Bullet Sunday #3
- BIRTHDAY PARTY. Today we celebrated my son's 2nd birthday. He actually turned two a few months ago but with school and then illnesses and everything else that has piled up on us we have not had a party for him. We rented the pool and invited some friends. Not everyone we invited was able to make it but we had a small group of good friends stop in and we had a good day. I don't think Max knew that the day was all about him, but I think he had a good time as well. He makes me laugh because I know he is not genetically "our's" but he has spent all of his life with us and he approaches the world in ways he has seen us do. Getting into the hot tub today was like watching a mirror of my spousal unit. He is not a dare devil at ALL - in spite of me trying to model that for him!
- COMPARISON PARENTING. I don't know if it is because of the holidays or what it is but I am feeling nostalgic and missing my mom. It's hard for me now that I am a mother because I find myself more and more comparing everything I do to my own mom.

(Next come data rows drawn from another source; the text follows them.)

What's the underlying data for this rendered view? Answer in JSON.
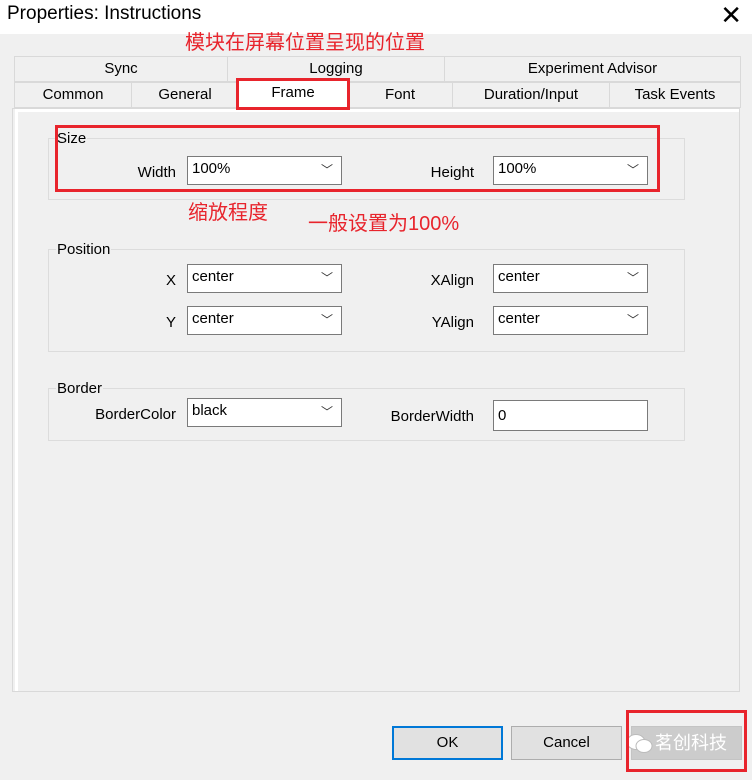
{
  "window": {
    "title": "Properties: Instructions",
    "close": "✕"
  },
  "annotations": {
    "frame_note": "模块在屏幕位置呈现的位置",
    "size_note": "缩放程度",
    "default_note": "一般设置为100%"
  },
  "tabs_row1": [
    "Sync",
    "Logging",
    "Experiment Advisor"
  ],
  "tabs_row2": [
    "Common",
    "General",
    "Frame",
    "Font",
    "Duration/Input",
    "Task Events"
  ],
  "active_tab": "Frame",
  "size": {
    "label": "Size",
    "width_label": "Width",
    "width": "100%",
    "height_label": "Height",
    "height": "100%"
  },
  "position": {
    "label": "Position",
    "x_label": "X",
    "x": "center",
    "xalign_label": "XAlign",
    "xalign": "center",
    "y_label": "Y",
    "y": "center",
    "yalign_label": "YAlign",
    "yalign": "center"
  },
  "border": {
    "label": "Border",
    "color_label": "BorderColor",
    "color": "black",
    "width_label": "BorderWidth",
    "width": "0"
  },
  "buttons": {
    "ok": "OK",
    "cancel": "Cancel"
  },
  "watermark": "茗创科技",
  "colors": {
    "annotation": "#e8242c",
    "focus": "#0078d7"
  }
}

I seem to fall short over and over when I hold myself to the standard she set. Today we had a good time. I managed to plan far enough ahead to get food, table cloths, drinks, bowls, plates, etc... I even managed to get them to follow a theme. Still I think if my mom had been here it would have been 10 times better and seemed 10 times easier. I wish she was here to share in the lives of her grandchildren. I think about her in everything I do. Max and I were in the walk on water ball and I thought " If my mom was here she would do this". Then I was swinging on the rope swing and I thought " If my mom was here she would do this". I'm glad we did those things so Max will carry the memories of us doing them with him, but I have a lot of improving to do if I am to be in any way the kind of mother to him that my mom was to me.